Hamburger Straßennamen -
nach Personen benannt

Stephansplatz

Neustadt (1887): Heinrich von Stephan (7.1.1831 Stolp/Pommern – 8.4.1897 Berlin), Generalpostdirektor des Deutschen Reiches. Freimaurer, Begründer des Weltpostvereins.


Siehe auch: Stephanstraße

1887 wurde der Stephansplatz in der Hamburger City nach Heinrich von Stephan benannt, weil dort am 5. Februar desselben Jahres das Gebäude für die Reichspostverwaltung eröffnet wurde.

Das zwischen 1883 und 1887 erbaute Gebäude besteht aus einem Komplex von drei hufeisenförmig aneinandergereihten Flügeln, die einen nach dem Dammtorwall offenen Hof umschließen.

Die kaiserliche Oberpostdirektion befand sich an der Dammtorstraße, das kaiserliche Telegraphenamt am Gorch-Fock-Wall (früher Ringstraße genannt). Zum Dammtorwall war die Fassade einfacher gehalten als an der Dammtorstraße und am Gorch-Fock-Wall. „Bekrönt ist [das Gebäude] mit allegorischen Gruppen, die Telegraphie und Telephonwesen sowie den Nutzen der Post für den Handel zu Lande und zur See feiern; der Eckturm trägt einen fliegenden Merkur (…)“, schreibt der Professor für Kunstgeschichte Hermann Hipp in seinem DuMont Reise-Kunstführer über Hamburg. 1)

Das gesamte Gebäude hat eine Länge von rund 300 Metern und galt damals mit diesen Maßen als das größte Postgebäude des Deutschen Reiches.

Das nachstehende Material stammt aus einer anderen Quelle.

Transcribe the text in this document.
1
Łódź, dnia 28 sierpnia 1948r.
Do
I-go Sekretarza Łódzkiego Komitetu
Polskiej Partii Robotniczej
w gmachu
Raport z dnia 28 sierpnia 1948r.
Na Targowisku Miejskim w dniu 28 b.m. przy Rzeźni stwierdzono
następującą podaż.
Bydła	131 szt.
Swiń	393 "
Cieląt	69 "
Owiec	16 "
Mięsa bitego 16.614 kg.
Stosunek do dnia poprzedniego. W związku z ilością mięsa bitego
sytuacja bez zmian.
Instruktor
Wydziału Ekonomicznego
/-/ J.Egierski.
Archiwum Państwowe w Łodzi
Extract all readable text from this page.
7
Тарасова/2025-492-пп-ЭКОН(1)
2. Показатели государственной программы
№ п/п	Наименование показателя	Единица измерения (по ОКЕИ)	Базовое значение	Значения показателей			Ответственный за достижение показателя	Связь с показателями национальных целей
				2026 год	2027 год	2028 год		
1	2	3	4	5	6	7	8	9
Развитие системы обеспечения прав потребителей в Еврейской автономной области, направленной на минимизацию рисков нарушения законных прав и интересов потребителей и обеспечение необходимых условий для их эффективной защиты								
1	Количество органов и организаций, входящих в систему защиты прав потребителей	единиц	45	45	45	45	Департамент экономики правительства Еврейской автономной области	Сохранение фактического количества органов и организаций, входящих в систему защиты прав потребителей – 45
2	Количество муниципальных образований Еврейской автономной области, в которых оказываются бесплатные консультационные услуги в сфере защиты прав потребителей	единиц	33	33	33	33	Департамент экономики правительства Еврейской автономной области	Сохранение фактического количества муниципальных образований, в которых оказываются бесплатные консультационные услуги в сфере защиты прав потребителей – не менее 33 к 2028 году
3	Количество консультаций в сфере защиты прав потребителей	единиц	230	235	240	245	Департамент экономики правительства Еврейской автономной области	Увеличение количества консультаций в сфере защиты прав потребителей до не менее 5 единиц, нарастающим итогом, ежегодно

Zum Bau war es gekommen, weil „die Begründung des Norddeutschen Bundes 1867, die Begründung des Deutschen Reiches 1871 und der Anschluss des Stadtstaates Hamburg an das Zollgebiet des Deutschen Reiches mit der Einrichtung eines Freihafens (Zollanschluss 1888) (...) für die Förderung der Hamburger Wirtschaft die allergünstigsten Wirkungen [gehabt hatte: So war es] (...) zu einer starken Zunahme der Einwohnerzahl von Hamburg und des Post- und Fernmeldeverkehrs [gekommen]. Die Postverwaltung suchte durch raschen Ausbau und durch Verbesserung der Post- und Fernmeldedienste den Forderungen des Verkehrs gerecht zu werden.“ 2) Dies sollte durch eine Vereinheitlichung des deutschen Postwesens geschehen, was bis zur Gründung des Deutschen Reichs im Jahre 1871 nicht gegeben war. So hatte Hamburg damals sieben nebeneinander bestehende Postverwaltungen. „Diejenigen hamburgischen Geschäftshäuser und Privatpersonen, die einen ausgedehnten Briefwechsel unterhielten, waren (…) genötigt, ihre Sendungen bei 7 verschiedenen Postämtern aufzuliefern; 7 verschiedene Briefträger brachten ihnen täglich die Briefe, 7 andere die Pakete und Geldsendungen. Jedes Postamt verfuhr nach den bei seiner heimatlichen Verwaltung gültigen Gesetzen, Taxen und Dienstvorschriften. Unter diesen Verhältnissen war es von größter Tragweite für die Förderung der Verkehrsbelange, dass die Verfassung des Norddeutschen Bundes das Post- und Telegraphenwesen der dem Bunde angehörenden Staaten zu einheitlichen Verkehrseinrichtungen machte. (…) Mit der Einführung des Gesetzes über das Postwesen des Norddeutschen Bundes kamen die politischen Schranken für den Verkehr in Wegfall: Der Norddeutsche Bund wurde ein einziges großes Post- und Telegraphengebiet, das einige Jahre später mit der Gründung des Deutschen Reiches noch an Ausdehnung gewann.“ 3)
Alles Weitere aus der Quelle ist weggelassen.